[Bioperl-l] Tests involving remote databases

Fri Sep 29 16:44:15 UTC 2006

Sendu, all,

We're running into several problems with tests being skipped based on URL
failure but passing as 'ok'.  Two incidents involving XEMBL_DB.t and
Biblio_biofetch.t come to mind, and recent problems have now surfaced with
proxies (thanks Torsten!).  

As one option, I would like to propose using the following SKIP block format
(or something similar) and Test::More to run checks on remote DB's in the
various tests where remote DB access is required.  There are probably
similar ways to accomplish the same thing using Test, but I believe
Test::More makes it easier.

SKIP:{
  skip('Set BIOPERLDEBUG=1 to run tests which require remote DB access', 5)
      if !$DEBUG;
  my $db = Bio::DB::GenBank->new();
  my $seq;
  eval { $seq = $db->get_Seq_by_acc('ABC123')};
  ok(!$@, 'Bio::DB::GenBank URL test');
  skip('Bio::DB::GenBank URL failure', 4) if $@;
  ... # four more tests based on $seq 
}

Most of us do not run each set of tests individually unless we are
developing code that relies on a specific set.  Most often, when we run all
of the tests we use 'make test' and Test::Harness, which treats skipped
tests as 'ok.'  

So, in effect, we never see any URL failure, just that all tests pass.  This
practice isn't used by other CPAN modules.  WWW::Shorten, for instance, runs
tests on all URLs and fails if they are invalid.  If we did the same thing,
we would have picked up on the following almost immediately when running
full tests:

1)  The XEMBL server has been out for over six months.  
2)  The Biblio_biofetch.t tests probably never worked correctly, judging by
recent fixes (thanks Brian).  

However, we would never had known that if we relied strictly on the summary
results from running 'make test.'  Blindly skipping these doesn't inform us
when the URL is invalid, and so we never manage to address the issue when it
pops up.  Explicit and consistent test failures let us know when things go
wrong (i.e. when the URL is no longer valid).  

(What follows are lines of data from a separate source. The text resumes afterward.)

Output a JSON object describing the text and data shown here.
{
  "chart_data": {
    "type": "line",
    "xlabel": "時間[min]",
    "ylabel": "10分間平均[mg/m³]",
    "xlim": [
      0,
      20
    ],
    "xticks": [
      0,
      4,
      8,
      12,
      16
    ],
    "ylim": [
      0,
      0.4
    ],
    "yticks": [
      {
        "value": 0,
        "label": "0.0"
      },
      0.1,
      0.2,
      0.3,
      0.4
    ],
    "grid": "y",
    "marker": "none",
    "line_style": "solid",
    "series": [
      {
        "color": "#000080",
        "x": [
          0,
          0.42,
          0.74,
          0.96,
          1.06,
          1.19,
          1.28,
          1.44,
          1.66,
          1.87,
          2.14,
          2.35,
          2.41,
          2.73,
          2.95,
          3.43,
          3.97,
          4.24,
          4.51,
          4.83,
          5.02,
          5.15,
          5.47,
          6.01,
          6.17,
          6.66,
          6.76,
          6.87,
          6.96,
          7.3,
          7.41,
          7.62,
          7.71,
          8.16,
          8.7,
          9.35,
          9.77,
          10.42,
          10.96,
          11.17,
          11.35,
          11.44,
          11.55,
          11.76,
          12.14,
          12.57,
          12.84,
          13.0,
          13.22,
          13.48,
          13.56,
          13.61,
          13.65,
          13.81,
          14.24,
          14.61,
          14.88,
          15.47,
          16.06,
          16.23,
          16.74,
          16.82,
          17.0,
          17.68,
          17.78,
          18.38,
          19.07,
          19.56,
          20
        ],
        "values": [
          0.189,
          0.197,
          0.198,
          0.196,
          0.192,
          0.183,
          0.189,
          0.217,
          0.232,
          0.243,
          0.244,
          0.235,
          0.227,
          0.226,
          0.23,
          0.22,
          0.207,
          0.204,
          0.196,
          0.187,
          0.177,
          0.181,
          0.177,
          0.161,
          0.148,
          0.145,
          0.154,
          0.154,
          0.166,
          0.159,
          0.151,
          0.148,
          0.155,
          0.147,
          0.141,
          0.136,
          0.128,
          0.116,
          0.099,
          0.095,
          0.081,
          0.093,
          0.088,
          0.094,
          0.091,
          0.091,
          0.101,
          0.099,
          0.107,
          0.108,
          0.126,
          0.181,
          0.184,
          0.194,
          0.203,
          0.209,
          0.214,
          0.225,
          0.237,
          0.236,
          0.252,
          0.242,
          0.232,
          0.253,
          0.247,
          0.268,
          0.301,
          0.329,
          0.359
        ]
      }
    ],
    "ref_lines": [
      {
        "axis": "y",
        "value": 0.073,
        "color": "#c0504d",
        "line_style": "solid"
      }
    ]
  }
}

Furthermore, the debugging output that accompanies the tests when using
BIOPERLDEBUG=1 obfuscates any potential error messages, so we tend to miss
warning flags that pop up (such as the biblio_biofetch.t warning message
about the bad URL).  Torsten has a proposal that we use a different variable
for running remote DB tests, which IMHO we should consider and which should
take care of this.

Setting these to run based on BIOPERLDEBUG=1 also passes over the remote
tests for most users, which shouldn't cause a problem with spamming the
servers.

Thoughts?  Flames?

Chris

Christopher Fields
Postdoctoral Researcher - Switzer Lab
Dept. of Biochemistry
University of Illinois Urbana-Champaign